INDIGENOUS PEOPLES.

Indigenous populations in the Americas are an example of a group that has faced important obstacles to their humane and orderly migration. As a consequence of long historical processes of colonization, decolonization and the creation of new independent States, many of the territories where indigenous people live are located across the bordering regions of more than one country. Given their ancestral connections with these lands, free movement is crucial for their self-identification as indigenous peoples, their self-determination, and their cultural survival as distinct peoples across the world. However, the needs of indigenous peoples have not always been carefully considered in regional and national migration frameworks, limiting their free movement through ancestral and customary territories, and threatening the sustainability of their livelihoods, their lifestyles and their family unities.
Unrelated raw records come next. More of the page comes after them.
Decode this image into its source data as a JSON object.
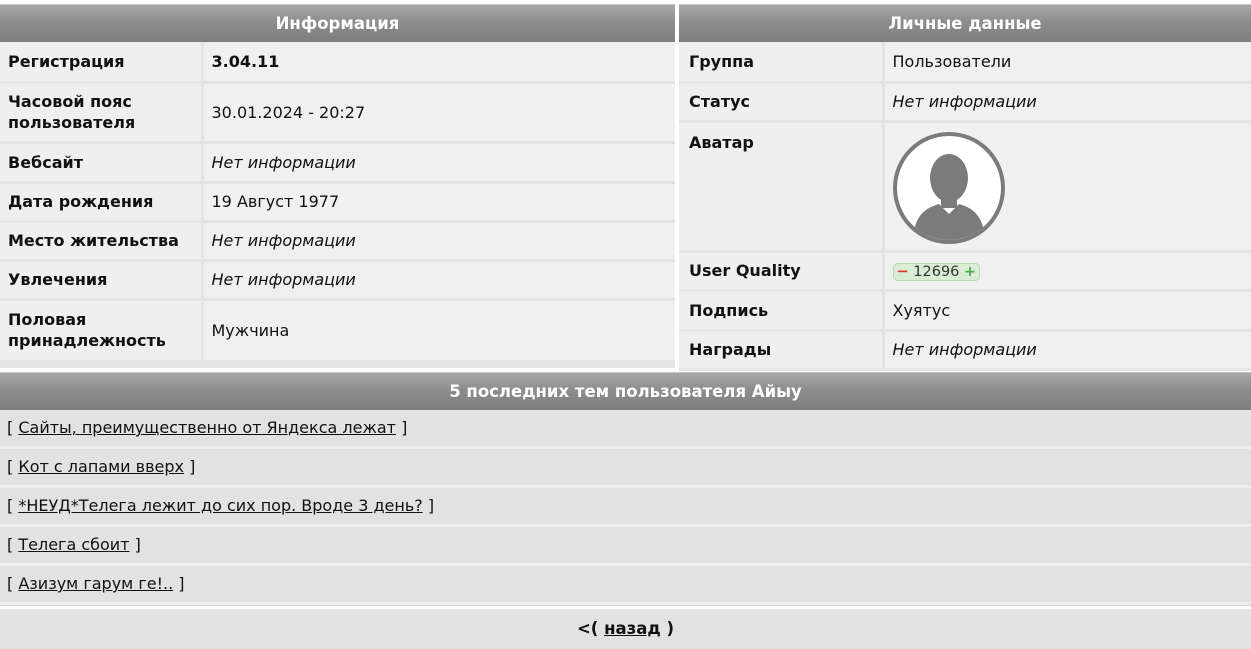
{
  "info": {
    "title": "Информация",
    "rows": [
      {
        "label": "Регистрация",
        "value": "3.04.11"
      },
      {
        "label": "Часовой пояс пользователя",
        "value": "30.01.2024 - 20:27"
      },
      {
        "label": "Вебсайт",
        "value": "Нет информации"
      },
      {
        "label": "Дата рождения",
        "value": "19 Август 1977"
      },
      {
        "label": "Место жительства",
        "value": "Нет информации"
      },
      {
        "label": "Увлечения",
        "value": "Нет информации"
      },
      {
        "label": "Половая принадлежность",
        "value": "Мужчина"
      }
    ]
  },
  "personal": {
    "title": "Личные данные",
    "group_label": "Группа",
    "group_value": "Пользователи",
    "status_label": "Статус",
    "status_value": "Нет информации",
    "avatar_label": "Аватар",
    "avatar_icon": "default-user-avatar-icon",
    "uq_label": "User Quality",
    "uq_minus": "−",
    "uq_value": "12696",
    "uq_plus": "+",
    "signature_label": "Подпись",
    "signature_value": "Хуятус",
    "awards_label": "Награды",
    "awards_value": "Нет информации"
  },
  "topics": {
    "title": "5 последних тем пользователя Айыу",
    "open_bracket": "[",
    "close_bracket": "]",
    "items": [
      "Сайты, преимущественно от Яндекса лежат",
      "Кот с лапами вверх",
      "*НЕУД*Телега лежит до сих пор. Вроде 3 день?",
      "Телега сбоит",
      "Азизум гарум ге!.."
    ]
  },
  "nav": {
    "prefix": "<(",
    "back_label": "назад",
    "suffix": ")"
  }
}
In the Caribbean, for example, countries, where indigenous populations are present, have specific government bodies for their protection

PEOPLE WITH DIVERSE SOGIESC.

Around the world, including the Caribbean, migrants with diverse SOGIESC are faced with diverse needs and risks, some of which are similar to those of other groups of migrants, and some of which are specific to their experiences as persons with diverse sexual orientations, gender identities or expressions, or sex characteristics. IOM, in collaboration with UNHCR, has identified the following as the most common needs that persons from these populations have throughout their migration journeys: participation and outreach, individual documentation, protection from sexual and gender-based violence, other issues of safety and security, access to justice, material assistance, shelter and sanitation, education, livelihoods, and health (IOM and UNCHR, 2021).